AC — Access Control for model endpoints
The most common early mistake is treating the model endpoint as a generic API and forgetting that prompts often carry sensitive context. AC-3 (access enforcement) needs to consider not just who can call the endpoint but what data they can include in the prompt and what completions they are allowed to receive.
AC-3 (access enforcement). Enforce scoped service roles per calling application. A chatbot role should not have access to the batch summarization endpoint. In Bedrock, use resource-based policies on model IDs. In Azure OpenAI, use Azure RBAC at the resource and deployment level, plus managed identity on the caller.

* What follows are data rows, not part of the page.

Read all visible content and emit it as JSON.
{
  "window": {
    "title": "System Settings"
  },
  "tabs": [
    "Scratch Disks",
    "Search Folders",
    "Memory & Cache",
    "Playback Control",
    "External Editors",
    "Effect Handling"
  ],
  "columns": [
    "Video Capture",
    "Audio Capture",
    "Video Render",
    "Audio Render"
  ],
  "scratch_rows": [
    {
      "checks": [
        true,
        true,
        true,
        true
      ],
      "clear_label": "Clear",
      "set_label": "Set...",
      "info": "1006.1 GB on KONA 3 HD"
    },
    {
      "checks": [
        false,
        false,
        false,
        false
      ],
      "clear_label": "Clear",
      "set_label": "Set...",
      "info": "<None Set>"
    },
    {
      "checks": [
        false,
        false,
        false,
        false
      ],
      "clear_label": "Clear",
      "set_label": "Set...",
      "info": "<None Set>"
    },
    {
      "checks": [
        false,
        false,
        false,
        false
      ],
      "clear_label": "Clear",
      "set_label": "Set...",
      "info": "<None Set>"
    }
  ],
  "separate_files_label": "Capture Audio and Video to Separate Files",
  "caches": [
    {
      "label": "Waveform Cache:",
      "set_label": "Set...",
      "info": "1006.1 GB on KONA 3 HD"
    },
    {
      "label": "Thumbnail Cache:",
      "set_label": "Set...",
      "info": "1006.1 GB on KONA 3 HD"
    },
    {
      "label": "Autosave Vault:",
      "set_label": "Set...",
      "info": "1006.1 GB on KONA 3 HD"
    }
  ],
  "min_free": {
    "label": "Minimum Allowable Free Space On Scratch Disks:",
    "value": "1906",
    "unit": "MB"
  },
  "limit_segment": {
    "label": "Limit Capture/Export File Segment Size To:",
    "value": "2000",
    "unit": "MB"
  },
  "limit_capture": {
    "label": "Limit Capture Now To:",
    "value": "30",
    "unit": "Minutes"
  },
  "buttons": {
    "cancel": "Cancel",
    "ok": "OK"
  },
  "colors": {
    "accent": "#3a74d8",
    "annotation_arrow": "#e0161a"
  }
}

AC-4 (information flow enforcement). Classification labels on prompts must propagate. If a user's context includes CUI, the completion inherits CUI classification until validated otherwise. A lot of systems get this wrong by logging completions at a lower classification than the prompt that generated them.
AC-6 (least privilege). The service account that the model calls for tool use (retrieval, code execution, database queries) should have the narrowest scope that works. A retrieval tool that has read access to the whole vector store when the user only needs a single collection is a finding waiting to happen.
AC-17 (remote access). If developers hit the model endpoint from outside the boundary, require a TIC-compliant path, a federated identity, and MFA. No shared API keys.
AU — Audit and Accountability
This is where most LLM systems are thinnest. AU-2 and AU-3 together demand that you log enough to reconstruct the event and attribute it. For an LLM, that event is a prompt and a completion, plus every tool call the model made in between.
Here is a log schema we use as a baseline. Treat this as a starting point, not a target.
{
"event_id": "evt_01HX8K4YQZ3F4K8R2N1V0W7ZAB",
"timestamp": "2026-04-16T14:02:19.482Z",
"system_id": "llm-chat-prod",
"environment": "prod",
"classification": "CUI",
"user": {
"id": "user:[email protected]",
"session_id": "sess_01HX8K4Y...",
"source_ip": "10.42.17.88",
"auth_method": "PIV-CAC"
},
"request": {
"model_id": "anthropic.claude-sonnet-4",
"model_version_hash": "sha256:7ab1...c4",
"system_prompt_id": "sp_v12",
"tools_enabled": ["rag_search_v3", "case_lookup_v2"],
"prompt_hash": "sha256:91f8...3d",
"prompt_tokens": 842,
"temperature": 0.2,
"max_tokens": 1024
},
"tool_calls": [
{"name":"rag_search_v3","args_hash":"sha256:2a...","result_hash":"sha256:5f...","latency_ms":412}
],
"response": {
"completion_hash": "sha256:0e6b...8a",
"completion_tokens": 318,
"moderation_flags": [],
"confidence_gate": "passed",
"latency_ms": 1873
},
"policy": {
"prompt_injection_score": 0.03,
"pii_detected": false,
"classification_check": "ok"
}
}
AU-2 (event logging). Every model invocation is an auditable event. So is every tool call the model makes, every moderation flag, and every policy decision (accept, reject, redact).
AU-3 (content of audit records). The record must be sufficient to reconstruct the event. For CUI and above, storing a hash of the prompt with the cleartext in a separately classified store is defensible. For Moderate baselines with non-sensitive prompts, store the cleartext prompt and completion, compressed.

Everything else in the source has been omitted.